Not surprisingly, this position was happily accepted by Republicans. Quoting the article:
GOP Sen. Lindsey Graham of South Carolina, a member of the Senate Armed Services Committee, said the idea of “criminalizing legal advice after one administration is out of the office is a very bad precedent. ... I think it would be disaster to go back and try to prosecute a lawyer for giving legal advice that you disagreed with to a former president.”
The problem with this is it creates a backdoor by which the administrative branch can claim unlimited power. Want to spy on any US citizen without a warrant? Simply have a friendly OLC lawyer devise some half-assed argument supporting it. Want to drop a nuke on Canada because you can't stand the way they keeping adding 'eh?' to the end of every sentence? Call in the OLC! Nothing is so far out there we can't find some flimsy justification for it.
So what if, after the fact, the legal reasoning is found to be childish, amateurish, completely lacking of any professional standard - you got done what you wanted to get done. It's time to focus on the future, not look backwards to the past.
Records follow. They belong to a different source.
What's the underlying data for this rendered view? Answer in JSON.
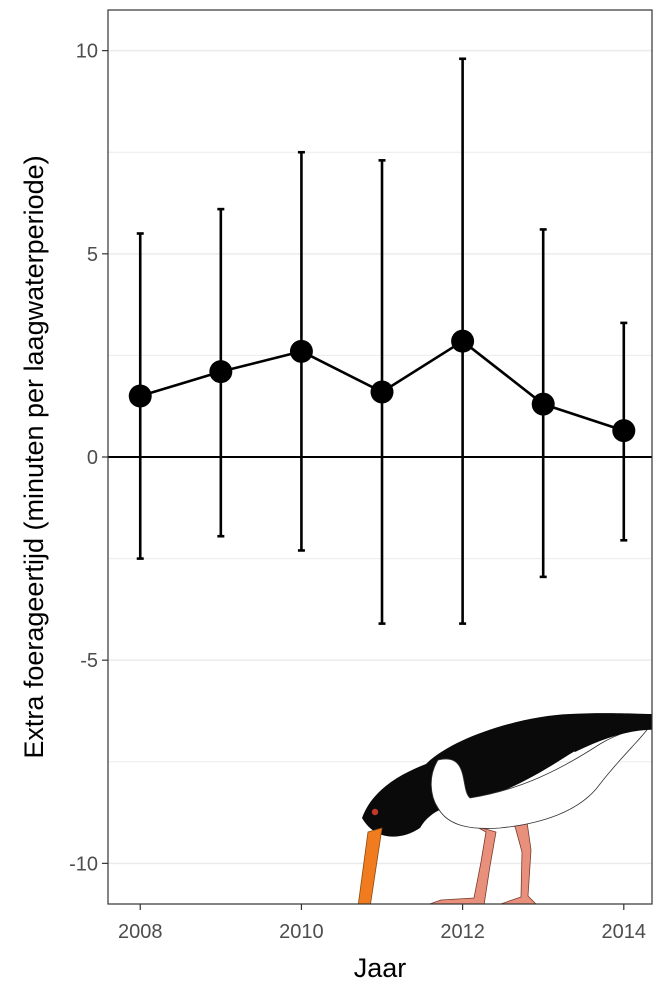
{
  "chart_data": {
    "type": "line",
    "xlabel": "Jaar",
    "ylabel": "Extra foerageertijd (minuten per laagwaterperiode)",
    "xlim": [
      2007.6,
      2014.35
    ],
    "ylim": [
      -11,
      11
    ],
    "x_ticks": [
      2008,
      2010,
      2012,
      2014
    ],
    "y_ticks": [
      -10,
      -5,
      0,
      5,
      10
    ],
    "y_tick_labels": [
      "-10",
      "-5",
      "0",
      "5",
      "10"
    ],
    "grid": true,
    "reference_line_y": 0,
    "points": [
      {
        "x": 2008,
        "y": 1.5,
        "lower": -2.5,
        "upper": 5.5
      },
      {
        "x": 2009,
        "y": 2.1,
        "lower": -1.95,
        "upper": 6.1
      },
      {
        "x": 2010,
        "y": 2.6,
        "lower": -2.3,
        "upper": 7.5
      },
      {
        "x": 2011,
        "y": 1.6,
        "lower": -4.1,
        "upper": 7.3
      },
      {
        "x": 2012,
        "y": 2.85,
        "lower": -4.1,
        "upper": 9.8
      },
      {
        "x": 2013,
        "y": 1.3,
        "lower": -2.95,
        "upper": 5.6
      },
      {
        "x": 2014,
        "y": 0.65,
        "lower": -2.05,
        "upper": 3.3
      }
    ],
    "colors": {
      "series": "#000000",
      "grid": "#ebebeb",
      "panel_border": "#333333",
      "bird_body": "#000000",
      "bird_belly": "#ffffff",
      "bird_bill": "#f07c1f",
      "bird_legs": "#e8907c",
      "bird_eye": "#c0392b"
    },
    "illustration": "oystercatcher"
  }
}
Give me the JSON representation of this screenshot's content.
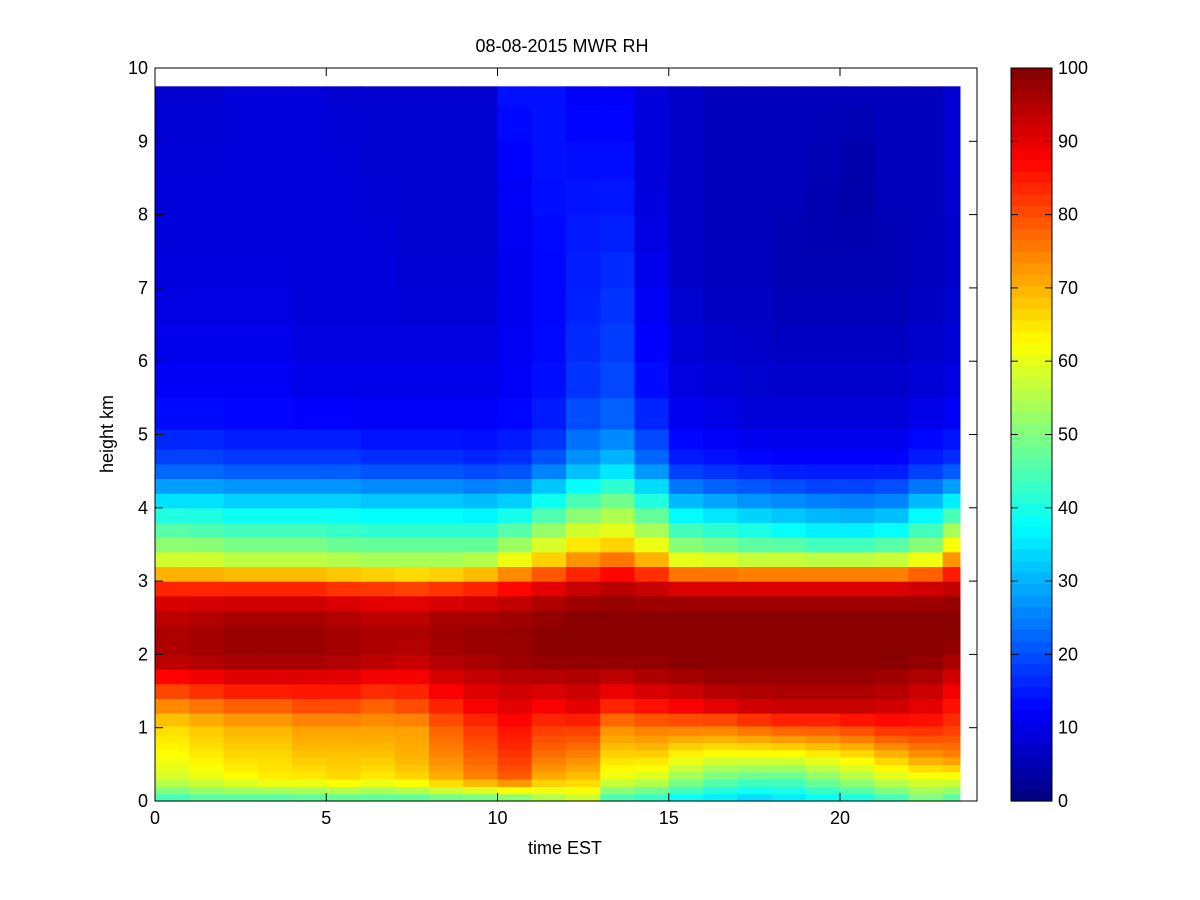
{
  "chart_data": {
    "type": "heatmap",
    "title": "08-08-2015 MWR RH",
    "xlabel": "time EST",
    "ylabel": "height km",
    "xlim": [
      0,
      24
    ],
    "ylim": [
      0,
      10
    ],
    "x_ticks": [
      0,
      5,
      10,
      15,
      20
    ],
    "y_ticks": [
      0,
      1,
      2,
      3,
      4,
      5,
      6,
      7,
      8,
      9,
      10
    ],
    "colorbar": {
      "colormap": "jet",
      "clim": [
        0,
        100
      ],
      "ticks": [
        0,
        10,
        20,
        30,
        40,
        50,
        60,
        70,
        80,
        90,
        100
      ]
    },
    "grid": false,
    "data_extent": {
      "time_start": 0,
      "time_end": 23.5,
      "height_top": 9.75
    },
    "x": [
      0.5,
      1.5,
      2.5,
      3.5,
      4.5,
      5.5,
      6.5,
      7.5,
      8.5,
      9.5,
      10.5,
      11.5,
      12.5,
      13.5,
      14.5,
      15.5,
      16.5,
      17.5,
      18.5,
      19.5,
      20.5,
      21.5,
      22.5,
      23
    ],
    "y": [
      0.05,
      0.15,
      0.25,
      0.35,
      0.45,
      0.55,
      0.65,
      0.75,
      0.85,
      0.95,
      1.1,
      1.3,
      1.5,
      1.7,
      1.9,
      2.1,
      2.3,
      2.5,
      2.7,
      2.9,
      3.1,
      3.3,
      3.5,
      3.7,
      3.9,
      4.1,
      4.3,
      4.5,
      4.7,
      4.9,
      5.25,
      5.75,
      6.25,
      6.75,
      7.25,
      7.75,
      8.25,
      8.75,
      9.25,
      9.75
    ],
    "profile": {
      "heights": [
        0,
        0.3,
        0.6,
        1.0,
        1.3,
        1.6,
        1.9,
        2.2,
        2.5,
        2.8,
        3.0,
        3.2,
        3.4,
        3.7,
        4.0,
        4.3,
        4.6,
        5.0,
        5.5,
        6.5,
        7.5,
        8.5,
        9.75
      ],
      "rh_by_hour": [
        [
          42,
          58,
          62,
          66,
          74,
          84,
          94,
          96,
          94,
          90,
          78,
          62,
          54,
          46,
          38,
          28,
          20,
          15,
          12,
          10,
          9,
          9,
          8
        ],
        [
          44,
          60,
          64,
          68,
          76,
          86,
          95,
          97,
          95,
          90,
          78,
          62,
          54,
          45,
          38,
          28,
          20,
          15,
          12,
          10,
          9,
          9,
          8
        ],
        [
          44,
          62,
          66,
          70,
          78,
          88,
          96,
          98,
          96,
          90,
          78,
          60,
          52,
          44,
          36,
          27,
          19,
          14,
          12,
          10,
          9,
          9,
          9
        ],
        [
          43,
          64,
          66,
          70,
          78,
          88,
          96,
          98,
          96,
          90,
          78,
          60,
          52,
          44,
          36,
          27,
          19,
          14,
          12,
          10,
          9,
          9,
          9
        ],
        [
          44,
          64,
          68,
          72,
          80,
          88,
          96,
          98,
          96,
          90,
          78,
          60,
          52,
          44,
          36,
          27,
          19,
          14,
          11,
          9,
          9,
          9,
          9
        ],
        [
          44,
          66,
          68,
          72,
          80,
          88,
          95,
          97,
          95,
          89,
          76,
          60,
          50,
          43,
          36,
          27,
          19,
          14,
          11,
          9,
          9,
          9,
          8
        ],
        [
          44,
          64,
          68,
          72,
          78,
          86,
          94,
          96,
          94,
          88,
          76,
          58,
          50,
          42,
          35,
          26,
          18,
          13,
          11,
          9,
          9,
          8,
          8
        ],
        [
          44,
          66,
          70,
          72,
          80,
          86,
          93,
          96,
          94,
          88,
          74,
          58,
          50,
          42,
          35,
          26,
          18,
          13,
          11,
          9,
          8,
          8,
          8
        ],
        [
          45,
          70,
          74,
          78,
          84,
          90,
          95,
          97,
          96,
          89,
          76,
          58,
          50,
          42,
          35,
          26,
          18,
          13,
          11,
          9,
          8,
          8,
          8
        ],
        [
          45,
          74,
          78,
          82,
          88,
          92,
          96,
          98,
          96,
          90,
          78,
          60,
          50,
          42,
          34,
          25,
          17,
          13,
          11,
          9,
          8,
          8,
          8
        ],
        [
          46,
          78,
          82,
          86,
          90,
          93,
          97,
          98,
          97,
          92,
          82,
          66,
          56,
          46,
          36,
          26,
          18,
          14,
          12,
          11,
          11,
          12,
          14
        ],
        [
          52,
          70,
          76,
          82,
          88,
          93,
          98,
          99,
          98,
          94,
          86,
          72,
          62,
          52,
          42,
          32,
          22,
          16,
          14,
          13,
          13,
          14,
          14
        ],
        [
          56,
          68,
          74,
          82,
          90,
          94,
          98,
          99,
          99,
          96,
          90,
          78,
          68,
          58,
          48,
          38,
          28,
          22,
          18,
          16,
          15,
          14,
          12
        ],
        [
          42,
          60,
          66,
          74,
          84,
          92,
          98,
          99,
          99,
          97,
          92,
          82,
          70,
          60,
          52,
          42,
          32,
          24,
          20,
          18,
          16,
          14,
          12
        ],
        [
          40,
          58,
          66,
          76,
          86,
          94,
          98,
          99,
          99,
          96,
          90,
          76,
          64,
          54,
          44,
          34,
          24,
          18,
          14,
          12,
          10,
          9,
          9
        ],
        [
          36,
          52,
          62,
          76,
          88,
          95,
          99,
          99,
          99,
          96,
          86,
          66,
          54,
          44,
          34,
          24,
          16,
          12,
          10,
          8,
          7,
          7,
          7
        ],
        [
          34,
          48,
          60,
          76,
          90,
          97,
          99,
          99,
          99,
          96,
          86,
          66,
          52,
          42,
          32,
          22,
          15,
          11,
          9,
          7,
          6,
          6,
          6
        ],
        [
          32,
          46,
          60,
          78,
          92,
          97,
          99,
          99,
          99,
          96,
          86,
          64,
          50,
          40,
          30,
          21,
          14,
          10,
          8,
          7,
          6,
          6,
          6
        ],
        [
          34,
          46,
          60,
          80,
          93,
          97,
          99,
          99,
          99,
          96,
          86,
          64,
          50,
          38,
          29,
          20,
          13,
          10,
          8,
          6,
          5,
          6,
          6
        ],
        [
          36,
          50,
          62,
          80,
          93,
          97,
          99,
          99,
          99,
          96,
          86,
          64,
          48,
          36,
          28,
          19,
          13,
          10,
          8,
          6,
          5,
          5,
          6
        ],
        [
          38,
          54,
          64,
          82,
          93,
          97,
          99,
          99,
          99,
          96,
          86,
          64,
          48,
          36,
          27,
          19,
          13,
          10,
          8,
          6,
          5,
          4,
          6
        ],
        [
          42,
          58,
          68,
          84,
          92,
          96,
          99,
          99,
          99,
          96,
          86,
          64,
          50,
          38,
          28,
          20,
          13,
          10,
          8,
          6,
          5,
          6,
          6
        ],
        [
          48,
          60,
          72,
          84,
          90,
          94,
          98,
          99,
          99,
          96,
          88,
          68,
          54,
          44,
          34,
          24,
          16,
          12,
          9,
          7,
          6,
          6,
          6
        ],
        [
          44,
          60,
          74,
          82,
          86,
          90,
          96,
          99,
          99,
          97,
          90,
          80,
          66,
          54,
          40,
          28,
          18,
          13,
          10,
          8,
          7,
          8,
          8
        ]
      ]
    }
  }
}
Supposedly, lawyers have professional standards, and if those standards are not met, or it is, at best, questionable those standards are met, then it is entrely appropriate to prosecute the lawyers who give such poor advice. The fact we are talking about lawyers making legal decisions which impact policy decisions for our entire nation makes this more imperative, not less.
If no other Bush administration official is prosecuted for these atrocities, at an absolute minimum the lawyers who provided the flimsy cover of legality which Bush, Cheney et. al. used as justification for their heinous acts must be. Otherwise, we are can no longer claim to be a nation of laws, only a nation of legal justifications.